This is a experiment I tried out for ProcJam 2023. I wasn’t getting great results from it and got bored after a few days, but I’ve decided to share what I did manage.
The rules of the hackathon were changed this year, ruling out most forms of AI. I was thinking – what’s the furthest I can push that rule without crossing the line?
In the end, I designed a system where we used AI to design and build a standalone classical generator.
Procedure
Specfically, I created a setup like this, modelled after GAN architecture.
Generator
First I made a procedural image generator. It’s written in javascript. It has no AI components, instead I used a simple tree generation algorithms instead. It takes as input a set of parameters, for colors, branch probability, etc.
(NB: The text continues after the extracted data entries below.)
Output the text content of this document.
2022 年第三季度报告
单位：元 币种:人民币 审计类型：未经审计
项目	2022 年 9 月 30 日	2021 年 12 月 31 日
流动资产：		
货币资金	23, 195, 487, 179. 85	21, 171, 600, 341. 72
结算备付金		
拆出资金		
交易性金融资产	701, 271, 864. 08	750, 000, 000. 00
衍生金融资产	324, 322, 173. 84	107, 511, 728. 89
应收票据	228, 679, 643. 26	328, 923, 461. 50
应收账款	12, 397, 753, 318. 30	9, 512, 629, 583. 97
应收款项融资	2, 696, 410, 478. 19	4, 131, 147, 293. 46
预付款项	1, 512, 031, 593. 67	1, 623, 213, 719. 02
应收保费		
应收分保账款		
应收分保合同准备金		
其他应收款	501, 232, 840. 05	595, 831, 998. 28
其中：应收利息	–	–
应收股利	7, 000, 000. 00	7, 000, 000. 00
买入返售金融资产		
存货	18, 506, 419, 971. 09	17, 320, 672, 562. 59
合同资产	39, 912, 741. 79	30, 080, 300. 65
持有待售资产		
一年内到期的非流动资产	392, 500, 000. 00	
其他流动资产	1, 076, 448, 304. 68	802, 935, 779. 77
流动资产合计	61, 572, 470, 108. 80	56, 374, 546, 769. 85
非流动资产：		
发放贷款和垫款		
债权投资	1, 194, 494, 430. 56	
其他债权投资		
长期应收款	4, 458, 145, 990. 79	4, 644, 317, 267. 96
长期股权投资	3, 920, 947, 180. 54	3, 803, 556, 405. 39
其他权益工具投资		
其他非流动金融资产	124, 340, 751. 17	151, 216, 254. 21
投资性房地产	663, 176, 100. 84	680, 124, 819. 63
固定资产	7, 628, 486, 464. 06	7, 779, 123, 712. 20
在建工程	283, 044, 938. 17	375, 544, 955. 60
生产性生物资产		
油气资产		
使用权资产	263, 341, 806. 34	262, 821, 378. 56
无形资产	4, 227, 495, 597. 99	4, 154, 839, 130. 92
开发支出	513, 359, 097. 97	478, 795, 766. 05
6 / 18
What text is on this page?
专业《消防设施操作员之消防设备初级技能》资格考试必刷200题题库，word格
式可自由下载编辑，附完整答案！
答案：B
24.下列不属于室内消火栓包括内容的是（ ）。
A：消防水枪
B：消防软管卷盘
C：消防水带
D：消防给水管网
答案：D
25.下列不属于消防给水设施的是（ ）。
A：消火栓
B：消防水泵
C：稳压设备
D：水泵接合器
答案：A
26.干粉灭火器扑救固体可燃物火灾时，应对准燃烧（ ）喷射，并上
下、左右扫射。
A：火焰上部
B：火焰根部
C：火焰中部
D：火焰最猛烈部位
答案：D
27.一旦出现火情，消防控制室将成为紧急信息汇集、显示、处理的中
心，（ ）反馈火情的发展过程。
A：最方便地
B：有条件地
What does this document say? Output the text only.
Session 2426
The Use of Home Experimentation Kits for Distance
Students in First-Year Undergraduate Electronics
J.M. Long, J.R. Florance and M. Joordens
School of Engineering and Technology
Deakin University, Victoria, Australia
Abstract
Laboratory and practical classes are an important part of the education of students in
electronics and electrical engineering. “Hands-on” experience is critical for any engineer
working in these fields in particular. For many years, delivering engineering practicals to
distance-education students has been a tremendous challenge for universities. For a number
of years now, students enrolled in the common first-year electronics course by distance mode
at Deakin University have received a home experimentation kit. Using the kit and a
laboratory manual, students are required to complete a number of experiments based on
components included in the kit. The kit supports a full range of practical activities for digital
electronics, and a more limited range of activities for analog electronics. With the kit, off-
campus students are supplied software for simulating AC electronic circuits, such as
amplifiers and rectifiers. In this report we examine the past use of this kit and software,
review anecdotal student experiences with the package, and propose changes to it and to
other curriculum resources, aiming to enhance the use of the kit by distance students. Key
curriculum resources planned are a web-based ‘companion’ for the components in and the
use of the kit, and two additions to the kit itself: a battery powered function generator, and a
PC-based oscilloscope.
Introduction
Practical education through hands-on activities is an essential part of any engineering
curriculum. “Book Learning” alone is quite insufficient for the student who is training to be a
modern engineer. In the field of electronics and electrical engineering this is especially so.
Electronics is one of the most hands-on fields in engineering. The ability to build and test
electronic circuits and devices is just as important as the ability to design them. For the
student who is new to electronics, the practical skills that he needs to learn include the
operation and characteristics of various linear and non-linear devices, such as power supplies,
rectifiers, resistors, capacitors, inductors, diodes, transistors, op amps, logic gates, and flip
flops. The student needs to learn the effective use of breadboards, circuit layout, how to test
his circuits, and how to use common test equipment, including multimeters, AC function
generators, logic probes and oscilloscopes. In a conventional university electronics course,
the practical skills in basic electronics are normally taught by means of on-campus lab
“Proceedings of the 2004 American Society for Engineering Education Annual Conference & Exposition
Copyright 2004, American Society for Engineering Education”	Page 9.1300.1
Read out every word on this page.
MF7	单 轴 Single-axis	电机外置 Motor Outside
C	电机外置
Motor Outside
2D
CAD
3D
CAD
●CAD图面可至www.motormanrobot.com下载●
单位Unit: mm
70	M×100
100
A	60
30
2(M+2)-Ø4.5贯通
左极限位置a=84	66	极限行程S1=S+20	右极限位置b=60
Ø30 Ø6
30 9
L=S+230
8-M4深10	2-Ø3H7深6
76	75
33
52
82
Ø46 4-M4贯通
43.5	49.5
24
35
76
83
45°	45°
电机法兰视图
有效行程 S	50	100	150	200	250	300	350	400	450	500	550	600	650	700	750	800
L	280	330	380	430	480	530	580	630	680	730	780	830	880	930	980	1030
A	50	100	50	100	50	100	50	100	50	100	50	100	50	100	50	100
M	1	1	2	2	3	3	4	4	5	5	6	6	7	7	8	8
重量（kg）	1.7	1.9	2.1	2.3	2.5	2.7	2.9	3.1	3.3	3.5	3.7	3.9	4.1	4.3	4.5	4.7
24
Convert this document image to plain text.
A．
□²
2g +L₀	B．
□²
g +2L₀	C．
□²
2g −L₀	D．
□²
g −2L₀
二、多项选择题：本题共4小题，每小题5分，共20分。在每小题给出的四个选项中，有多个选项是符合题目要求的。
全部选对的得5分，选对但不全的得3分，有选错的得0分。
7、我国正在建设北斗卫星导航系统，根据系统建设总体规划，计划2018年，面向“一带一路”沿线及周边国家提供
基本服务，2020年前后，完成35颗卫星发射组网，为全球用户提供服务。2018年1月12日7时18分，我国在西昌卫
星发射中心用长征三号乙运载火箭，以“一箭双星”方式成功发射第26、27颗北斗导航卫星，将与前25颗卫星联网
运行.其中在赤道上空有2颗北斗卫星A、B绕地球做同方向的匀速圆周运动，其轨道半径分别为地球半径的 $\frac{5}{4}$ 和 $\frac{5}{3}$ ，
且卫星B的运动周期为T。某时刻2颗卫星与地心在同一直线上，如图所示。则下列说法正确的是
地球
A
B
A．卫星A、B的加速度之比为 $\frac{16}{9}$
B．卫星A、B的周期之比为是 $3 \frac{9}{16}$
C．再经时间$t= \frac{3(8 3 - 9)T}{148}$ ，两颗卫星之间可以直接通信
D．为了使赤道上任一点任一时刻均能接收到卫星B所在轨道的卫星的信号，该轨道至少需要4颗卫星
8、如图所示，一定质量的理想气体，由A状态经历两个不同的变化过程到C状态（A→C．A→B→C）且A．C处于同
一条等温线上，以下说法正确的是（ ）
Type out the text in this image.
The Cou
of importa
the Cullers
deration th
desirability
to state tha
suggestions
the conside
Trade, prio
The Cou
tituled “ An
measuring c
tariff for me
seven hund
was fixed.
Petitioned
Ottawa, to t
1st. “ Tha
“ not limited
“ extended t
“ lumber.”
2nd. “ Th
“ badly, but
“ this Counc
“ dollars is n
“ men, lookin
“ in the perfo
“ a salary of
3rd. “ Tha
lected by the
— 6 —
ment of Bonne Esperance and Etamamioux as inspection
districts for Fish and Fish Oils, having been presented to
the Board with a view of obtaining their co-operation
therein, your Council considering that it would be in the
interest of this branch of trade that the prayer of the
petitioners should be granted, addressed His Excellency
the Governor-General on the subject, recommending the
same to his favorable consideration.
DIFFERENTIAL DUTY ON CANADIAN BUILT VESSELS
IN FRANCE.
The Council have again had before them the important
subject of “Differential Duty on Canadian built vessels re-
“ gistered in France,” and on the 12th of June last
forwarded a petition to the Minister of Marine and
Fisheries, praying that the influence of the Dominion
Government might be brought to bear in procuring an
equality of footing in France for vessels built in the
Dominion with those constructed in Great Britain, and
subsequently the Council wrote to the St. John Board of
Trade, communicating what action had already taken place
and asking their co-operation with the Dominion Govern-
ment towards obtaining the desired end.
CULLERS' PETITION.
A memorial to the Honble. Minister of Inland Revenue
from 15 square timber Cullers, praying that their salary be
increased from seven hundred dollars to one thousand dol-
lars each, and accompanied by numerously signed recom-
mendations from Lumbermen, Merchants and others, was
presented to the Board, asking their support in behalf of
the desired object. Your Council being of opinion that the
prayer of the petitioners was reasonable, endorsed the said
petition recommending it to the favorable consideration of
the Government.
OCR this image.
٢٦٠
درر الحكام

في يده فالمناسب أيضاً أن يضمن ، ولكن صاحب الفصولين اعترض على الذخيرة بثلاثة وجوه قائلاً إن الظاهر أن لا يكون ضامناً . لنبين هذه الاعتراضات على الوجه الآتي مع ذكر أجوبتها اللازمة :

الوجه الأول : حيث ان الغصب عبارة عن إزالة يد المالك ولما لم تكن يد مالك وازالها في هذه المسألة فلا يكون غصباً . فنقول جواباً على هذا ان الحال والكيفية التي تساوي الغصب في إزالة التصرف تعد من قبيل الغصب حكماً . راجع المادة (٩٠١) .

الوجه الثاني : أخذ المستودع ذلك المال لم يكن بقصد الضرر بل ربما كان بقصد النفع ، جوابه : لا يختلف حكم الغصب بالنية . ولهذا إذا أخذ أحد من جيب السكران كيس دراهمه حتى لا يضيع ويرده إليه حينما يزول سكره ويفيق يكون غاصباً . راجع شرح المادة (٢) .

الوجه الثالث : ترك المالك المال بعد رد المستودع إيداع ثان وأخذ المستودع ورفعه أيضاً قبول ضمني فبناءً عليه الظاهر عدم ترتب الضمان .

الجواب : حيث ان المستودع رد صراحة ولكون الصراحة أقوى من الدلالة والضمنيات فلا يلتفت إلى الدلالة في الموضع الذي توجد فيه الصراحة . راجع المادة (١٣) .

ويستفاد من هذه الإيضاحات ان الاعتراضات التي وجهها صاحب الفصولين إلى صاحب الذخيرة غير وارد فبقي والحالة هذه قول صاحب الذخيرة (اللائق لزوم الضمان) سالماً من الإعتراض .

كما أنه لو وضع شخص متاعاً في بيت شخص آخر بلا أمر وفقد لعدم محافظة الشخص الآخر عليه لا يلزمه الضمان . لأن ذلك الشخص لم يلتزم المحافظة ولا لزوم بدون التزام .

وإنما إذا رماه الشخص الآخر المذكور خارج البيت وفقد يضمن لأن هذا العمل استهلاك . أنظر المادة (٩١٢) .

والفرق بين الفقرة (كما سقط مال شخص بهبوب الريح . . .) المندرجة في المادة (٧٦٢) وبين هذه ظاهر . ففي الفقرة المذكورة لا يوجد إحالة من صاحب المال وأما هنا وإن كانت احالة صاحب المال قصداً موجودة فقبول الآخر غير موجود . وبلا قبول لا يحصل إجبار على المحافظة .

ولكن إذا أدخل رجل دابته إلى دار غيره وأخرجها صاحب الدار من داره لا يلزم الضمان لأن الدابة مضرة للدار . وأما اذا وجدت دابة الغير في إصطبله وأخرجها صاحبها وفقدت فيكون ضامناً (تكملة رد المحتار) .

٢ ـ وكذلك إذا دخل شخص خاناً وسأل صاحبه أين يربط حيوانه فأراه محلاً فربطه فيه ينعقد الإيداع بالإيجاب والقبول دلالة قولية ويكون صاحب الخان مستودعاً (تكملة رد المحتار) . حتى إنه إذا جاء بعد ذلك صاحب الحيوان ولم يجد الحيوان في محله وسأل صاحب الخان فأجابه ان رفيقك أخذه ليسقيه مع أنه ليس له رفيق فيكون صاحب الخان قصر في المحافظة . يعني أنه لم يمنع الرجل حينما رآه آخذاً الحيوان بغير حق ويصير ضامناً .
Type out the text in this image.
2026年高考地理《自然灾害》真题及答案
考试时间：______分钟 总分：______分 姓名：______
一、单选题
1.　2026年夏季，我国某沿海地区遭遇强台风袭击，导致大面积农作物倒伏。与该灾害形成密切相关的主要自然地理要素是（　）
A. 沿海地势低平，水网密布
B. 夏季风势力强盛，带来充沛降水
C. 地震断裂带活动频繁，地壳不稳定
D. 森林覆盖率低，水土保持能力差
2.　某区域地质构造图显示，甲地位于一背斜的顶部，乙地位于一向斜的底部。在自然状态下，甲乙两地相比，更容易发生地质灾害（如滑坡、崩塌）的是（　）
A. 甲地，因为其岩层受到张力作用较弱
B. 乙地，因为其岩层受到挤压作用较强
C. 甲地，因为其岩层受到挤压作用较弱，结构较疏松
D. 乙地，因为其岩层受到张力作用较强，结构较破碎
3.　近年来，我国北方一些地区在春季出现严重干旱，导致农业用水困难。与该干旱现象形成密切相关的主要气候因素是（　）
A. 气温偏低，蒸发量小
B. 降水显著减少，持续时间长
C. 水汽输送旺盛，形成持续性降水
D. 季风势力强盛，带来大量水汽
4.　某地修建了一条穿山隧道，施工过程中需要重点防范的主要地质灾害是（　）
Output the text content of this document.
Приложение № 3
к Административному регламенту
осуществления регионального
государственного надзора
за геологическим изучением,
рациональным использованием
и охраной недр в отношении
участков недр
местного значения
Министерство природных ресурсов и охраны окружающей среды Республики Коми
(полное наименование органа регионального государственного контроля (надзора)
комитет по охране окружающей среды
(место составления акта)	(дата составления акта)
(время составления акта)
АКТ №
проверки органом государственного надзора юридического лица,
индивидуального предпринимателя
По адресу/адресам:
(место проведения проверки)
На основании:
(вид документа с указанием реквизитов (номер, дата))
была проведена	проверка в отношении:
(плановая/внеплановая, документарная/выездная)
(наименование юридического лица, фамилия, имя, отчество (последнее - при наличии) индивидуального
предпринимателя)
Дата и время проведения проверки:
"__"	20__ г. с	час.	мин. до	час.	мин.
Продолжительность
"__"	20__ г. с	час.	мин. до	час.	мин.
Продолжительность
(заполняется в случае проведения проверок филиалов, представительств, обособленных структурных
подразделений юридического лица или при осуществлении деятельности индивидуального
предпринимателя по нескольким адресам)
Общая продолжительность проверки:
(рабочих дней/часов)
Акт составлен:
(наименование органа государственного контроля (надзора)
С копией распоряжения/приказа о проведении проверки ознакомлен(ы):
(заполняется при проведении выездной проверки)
The generator is incredibly simple. It draws a solid blue background, and then a short line sprouting from the bottom, forming the trunk. That line has a randomized angle, and a randomized chance of forking into multiple lines. The process is repeated, with each branch randomly forking and twisting.
I included parameters for controlling the angular change, color, termination probability, length and thickness of the branches. All parameters were supplied in sets of 4 numbers, and the actual parameter was interpolated from those based on the number of iterations. This meant that the paramers could change from top to bottom of the tree (e.g. branches can get thinner).
A typical output looks like this.
Optimising the Generator
I then made a wrapper in Python. The wrapper takes a set of parameters, passes them to a headless Chrome instance and extracts a fresh image from the generator. So essentially it treats the first program as a (randomised) function mapping from parameters to images.
My goal was to make an optimiser that could pick the best set of parameters for a given task. Tuning these parameters by hand can be quite difficult for some generators.
The optimiser needs a way of scoring images. I used pre-built image classifier called CLIP. CLIP is really handy for this sort of thing – it converts images and image captions to the same embedding, meaning they can be directly compared. So I scored the images based on their cosine similarity to a particular assigned caption.
Because the image generator is a non-differentiable black box, it’s not possible to use a gradient-descent based optimiser. Instead, I use evolutionary programming. Each iteration of the optimiser, I take the current set of parameters and randomly tweak in different directions them by the learning rate. That gives a batch of candidate parameters to try. They are each scored as above, and the best scoring parameters are selected for the next round. I make no attempt to deal with randomness – it’s easier just to increase the batch size. Then in later experiments I fixed the seed to reduce the computation required.
Results
Here is the evolution for 150 steps for description “oak tree
“.
It’s certainly got some details right – the bark is brown and the leaves are green. Here’s “palm tree
“
The colors are more beach colors than accurate to the tree. Presumably most palm tree photos tend to be on beaches. But it’s clearly understood this is a straight and narrow tree.
One more, here’s “coral
“:
Conclusion
I got bored with the project pretty swiftly, so didn’t really investigate it as much as I should have. I think it’s working, even if the results are not much to look at.
But it’s not really working well and there’s a couple of reasons for that.
One reason is that the image generator is pretty low quality. My generator has a tiny number of parameters (36) and it’s not really capable of an interesting range of images. That means there’s not much for the optimiser to explore. All the colors are very saturated, because I hard-coded a very bright background color. In a real GAN setup, the generators are much more complex.
With the palm tree example we also saw that the image classifier was a bit confused. I think it includes features common to photos of palm trees. That’s a classic AI failure mode, but I think I’ve probably exacerbated it by having my generator make such poor images. My images are well outside of distribution for CLIP, it likely struggles to identify a tree at all. Fortunately this optimization process only cares on the relative score, so the procedure still works, but it’s bound to cause some quirks.
Performance was another limiting factor. The above evolutions only use 20 images per generation. There’s a lot of scope for improvement here (I only ran a single instance of chrome, and my GPU could be better). This tiny amount of images was sufficient for a small parameter generator with a fixed seed, but if I was to apply this to a more real example I think it would require some attention.
It’d be fun to try this again, say with a generator like SpeedTree and some real compute.